If all it takes for an adequate lightning protection ground is a steel pole a foot in the ground, why is everyone else using real ground rods? I'm surprised a pole a foot in the ground can even support the antenna.
If it were my install, it would have a proper ground on the mast, as well as a lightning arrestor with ground where the cable enters the building.
Lightening strikes are too big to bleed. If lightening did hit something like that,I think it would melt into a puddle. :)
Your first qustion was on target, bleeding charges to the ground, or call it, dispersing them to the ground. At any rate, it's too keep something from attracting the lightening by being the opposite charge (positive, I guess).
Otherwise the lightening rods on barns and houses would't work. They are to thin and the wires going to them are too thin to carry even a small lightening bolt.
That's what they say, at least. I don't really understand all of this.
Your pole is fine.

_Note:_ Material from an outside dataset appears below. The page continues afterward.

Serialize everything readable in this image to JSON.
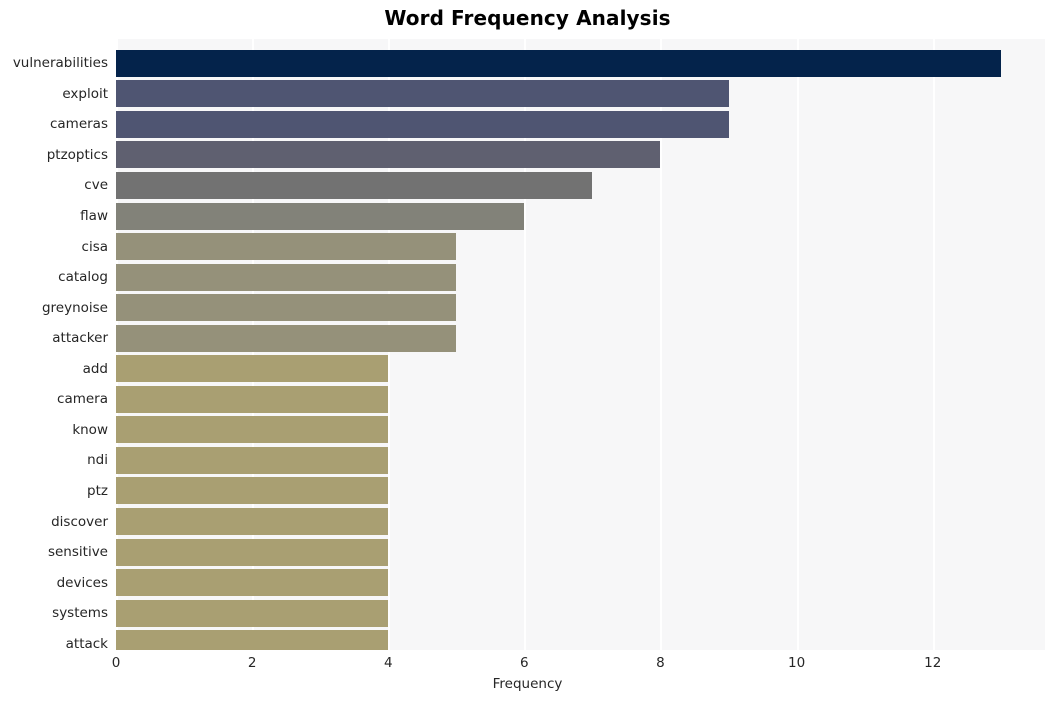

But the problem would be the antenna elements, which are insulated from the pole, right? Whether you are using cabel or flat lead, there are lightening arrestors made for it, and I think you need at least one, and maybe one at each end of the cable, the mast and just before the house.
No matter what you do, in the unlikely event that lightning does strike the pole/antenna it will likely be destroyed or severely damaged, along with the cable and TV set. Good grounding and lightning arrestors do give some protection from nearby strikes, which otherwise can be very damaging.